There are four ways typically that poor quality data gets created: a human enters it incorrectly; a machine/interface/migrations creates or moves the bad data; a system makes it bad through poor usage or bad code; or businesses change so data that was once fit-for-purpose is no longer valid.

The challenges with achieving data quality is the balance of those 4 causes of poor data and addressing the right ones at the right time. The reality of limited resources (time, money, attention, etc) and making the most meaningful investment of those resources at the right time can be a hard decision to get right.

What can companies do to improve the quality of their data and use it more effectively? How do they get started?

The best thing an organization can do to improve the quality of their data is to choose an area of focus and just get started. If you’re unsure of where to start, start with the business process that you know is causing problems either in terms of waste or rework or frustration or a loss of revenue. From there, identify the key data elements used in that business process and start to wrap those data elements with the rules and policies that determine if the data is fit-for-purpose or causing issues.

You can also take advantage of other external events that have a major data impact such as a new system implementation or data migration. If a large initiative that involves data is about to start to just started, working quality into the foundation of that program can lift the overall data posture of the organization.

Ideally, working toward a data conscious culture through everyday leadership will result in a deeper, long-term benefit of actually understanding the important role that data plays in all levels of the organization, not just the IT department.

Once organizations get control of their data quality what do they need to maintain it?

The solution here is the classic people, process, and-technology triangle. Part of the key to an effective DataOps program is to have the people involved committed to and focused on bringing trusted data to the enterprise and to manage their performance and goals accordingly. The proper data KPIs will naturally lead into processes defined and designed to help achieve these KPIs. Finally, the right tooling is needed to support these processes and people. The right tooling will ensure both the collaboration and orchestration of DataOps processes but also take some of the load of the people through automation and intelligence.

Looking ahead, what are the advantages for companies that invest now in the quality of their data?

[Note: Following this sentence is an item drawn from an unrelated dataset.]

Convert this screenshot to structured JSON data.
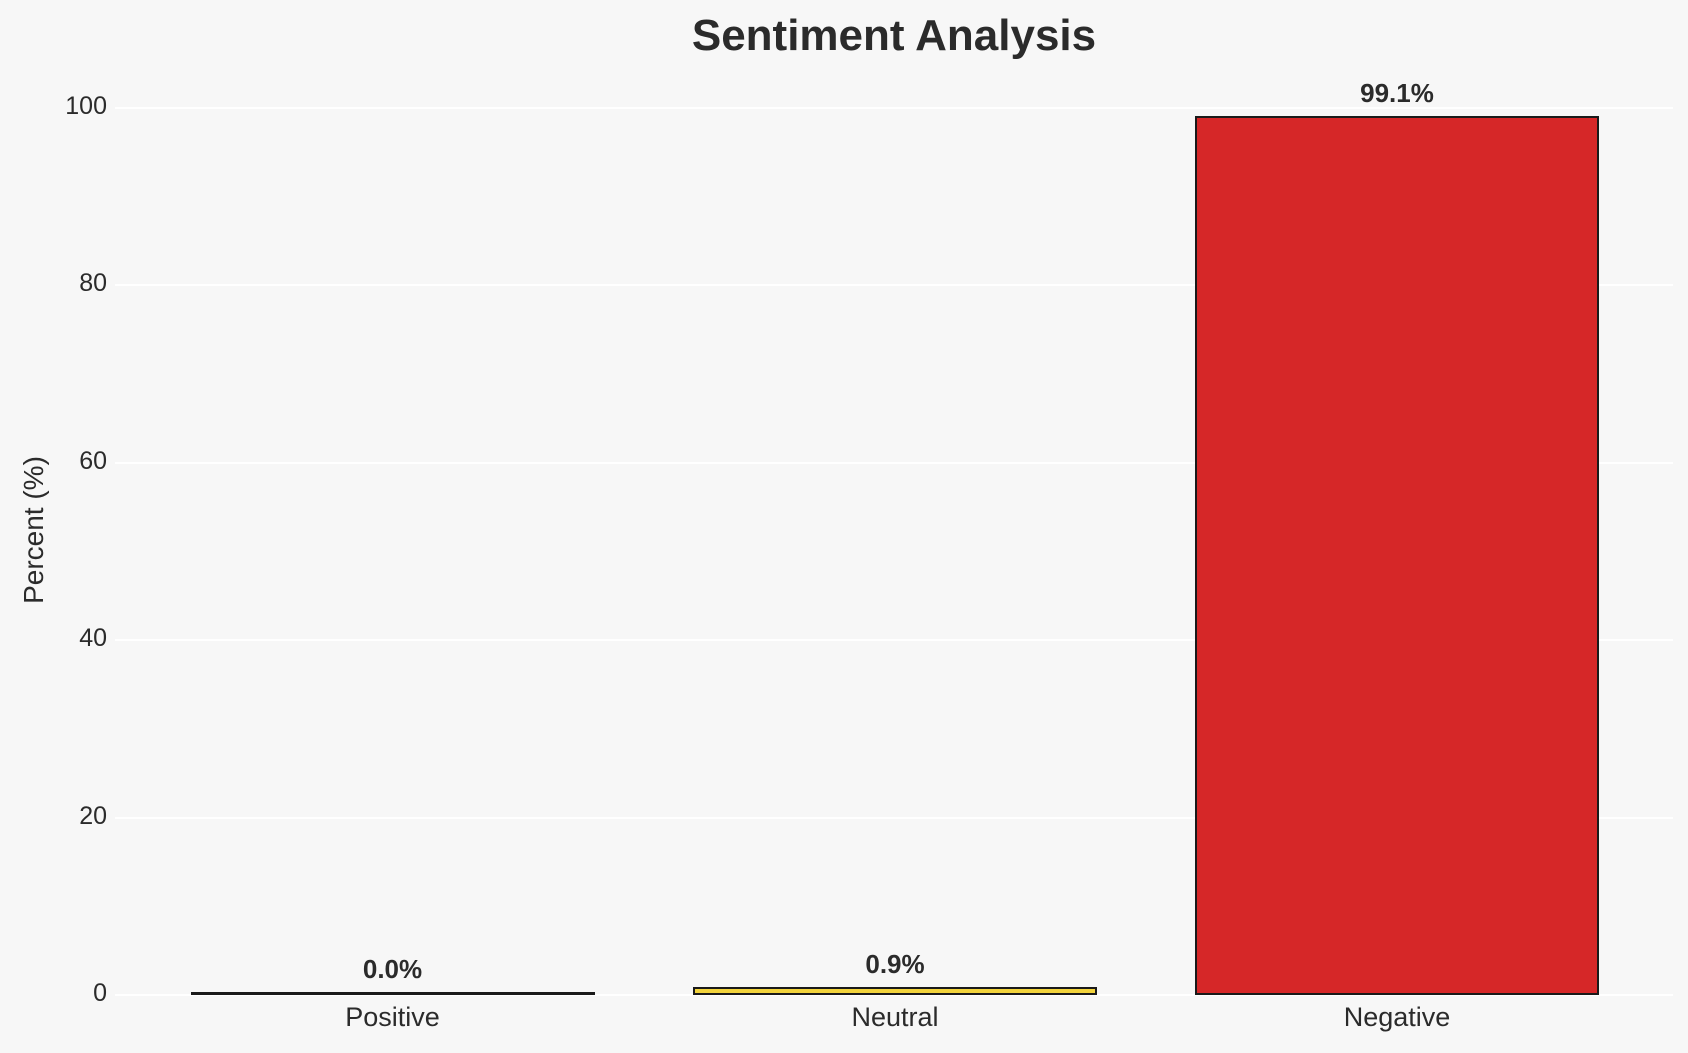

Investing in the quality of your data now will only increase your chances of staying ahead in the market while remaining compliant with a changing regulatory landscape. Investing in your data now allows your company to take bigger data-informed risks in innovation. It will empower your organization to make bold decisions faster out of a foundation of trust in the data and knowledge extracted from those raw data points. It will lessen the impact from changing regulations and public disclosure requirements.